A la fin de On her Majesty's secret service, James Bond se mariait avec Teresa di Vicenzo. Quelques minutes plus tard, son épouse se faisait tuer par Ernst Stavro Blofeld, le chef du S.P.E.C.T.R.E, et Irma Bunt son affreuse compagne. Inconsolable, l'espion anglais a sombré dans la plus grande dépression qu'il soit. "Son état se détériore lentement. Il arrive en retard, il bâcle son travail, il fait des erreurs. Il boit beaucoup et perd beaucoup d'argent dans ces nouvelles maisons de jeux. Dans l'ensemble, je dois constater que l'un de nos meilleurs hommes est sur le point de devenir un risque pour la sécurité du Service. Quand on examine son dossier, c'est à proprement parler incroyable". Telle est la description qu'en fait M qui n'a plus espoir de retrouver l'agent qu'il fut et envisage de le radier des services secrets. Cependant, le neurologue James Molony conseille à M de lui confier une mission considérée impossible afin de provoquer chez lui une prise de conscience qui l'obligera à se surpasser. M promeut alors James Bond au rang supérieur de la section diplomatique qui passe d'un matricule à 3 chiffres à un à 4 chiffres. 007 devient 7777. Envoyé au Japon, l'espion doit convaincre Tiger Tanaka, le chef des services secrets de ce pays, de fournir au MI6 un exemplaire du Magic 44, une machine à déchiffrer les codes russes. Ayant acquis l'estime de Tanaka, celui-ci accepte de lui donner une de ces machines à condition que James Bond assassine les Shatterhand, un couple de botanistes suisses installé à proximité de Fukuoka dans un château au milieu d'un jardin rempli de plantes vénéneuses et d'étendues d'eaux infestées de piranhas. Assurés d'une mort certaine en raison de cet environnement hostile, les candidats au suicide se font de plus en plus nombreux au point de devenir un problème national. Dans un premier temps, James Bond se prépare à cette mission avec réticence mais tout scrupule disparaît lorsqu'en observant une photo du couple, il s'aperçoit qu'il s'agit de Ernst Stavro Blofeld et Irma Bunt.

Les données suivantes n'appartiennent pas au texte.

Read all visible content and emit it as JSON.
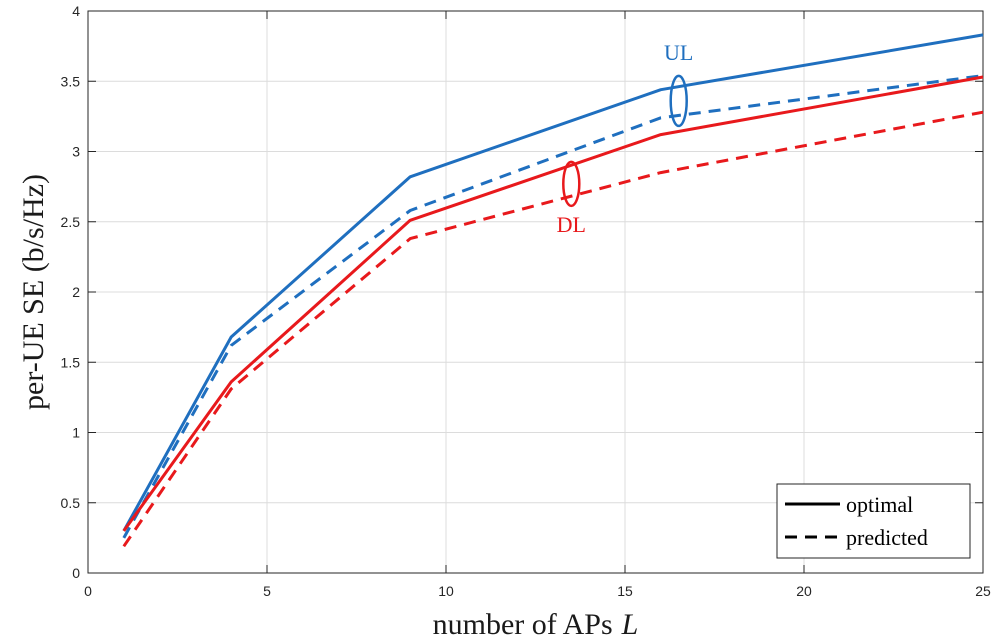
{
  "chart_data": {
    "type": "line",
    "xlabel_text": "number of APs",
    "xlabel_var": "L",
    "ylabel": "per-UE SE (b/s/Hz)",
    "xlim": [
      0,
      25
    ],
    "ylim": [
      0,
      4
    ],
    "xticks": [
      0,
      5,
      10,
      15,
      20,
      25
    ],
    "yticks": [
      0,
      0.5,
      1,
      1.5,
      2,
      2.5,
      3,
      3.5,
      4
    ],
    "grid": true,
    "legend_position": "bottom-right",
    "legend": [
      {
        "label": "optimal",
        "style": "solid"
      },
      {
        "label": "predicted",
        "style": "dashed"
      }
    ],
    "series": [
      {
        "name": "UL optimal",
        "color": "#1f6fbf",
        "style": "solid",
        "x": [
          1,
          4,
          9,
          16,
          25
        ],
        "y": [
          0.3,
          1.68,
          2.82,
          3.44,
          3.83
        ]
      },
      {
        "name": "UL predicted",
        "color": "#1f6fbf",
        "style": "dashed",
        "x": [
          1,
          4,
          9,
          16,
          25
        ],
        "y": [
          0.25,
          1.62,
          2.58,
          3.24,
          3.54
        ]
      },
      {
        "name": "DL optimal",
        "color": "#e8191c",
        "style": "solid",
        "x": [
          1,
          4,
          9,
          16,
          25
        ],
        "y": [
          0.3,
          1.36,
          2.51,
          3.12,
          3.53
        ]
      },
      {
        "name": "DL predicted",
        "color": "#e8191c",
        "style": "dashed",
        "x": [
          1,
          4,
          9,
          16,
          25
        ],
        "y": [
          0.19,
          1.31,
          2.38,
          2.85,
          3.28
        ]
      }
    ],
    "annotations": [
      {
        "text": "UL",
        "color": "#1f6fbf",
        "ellipse_center": [
          16.5,
          3.36
        ]
      },
      {
        "text": "DL",
        "color": "#e8191c",
        "ellipse_center": [
          13.5,
          2.77
        ]
      }
    ]
  }
}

Je l'ai déjà écrit plusieurs fois dans ce blog mais c'est à nouveau la réflexion qui m'est venue à l'esprit en lisant You only live twice, les romans de Ian Fleming se suivent et ne se ressemblent pas. A chaque fois, l'auteur se renouvelle, imagine de nouvelles situations, exploite de nouveaux thèmes, de nouveaux enjeux, établit des intrigues originales et des façons différentes pour son personnage de les mener à terme.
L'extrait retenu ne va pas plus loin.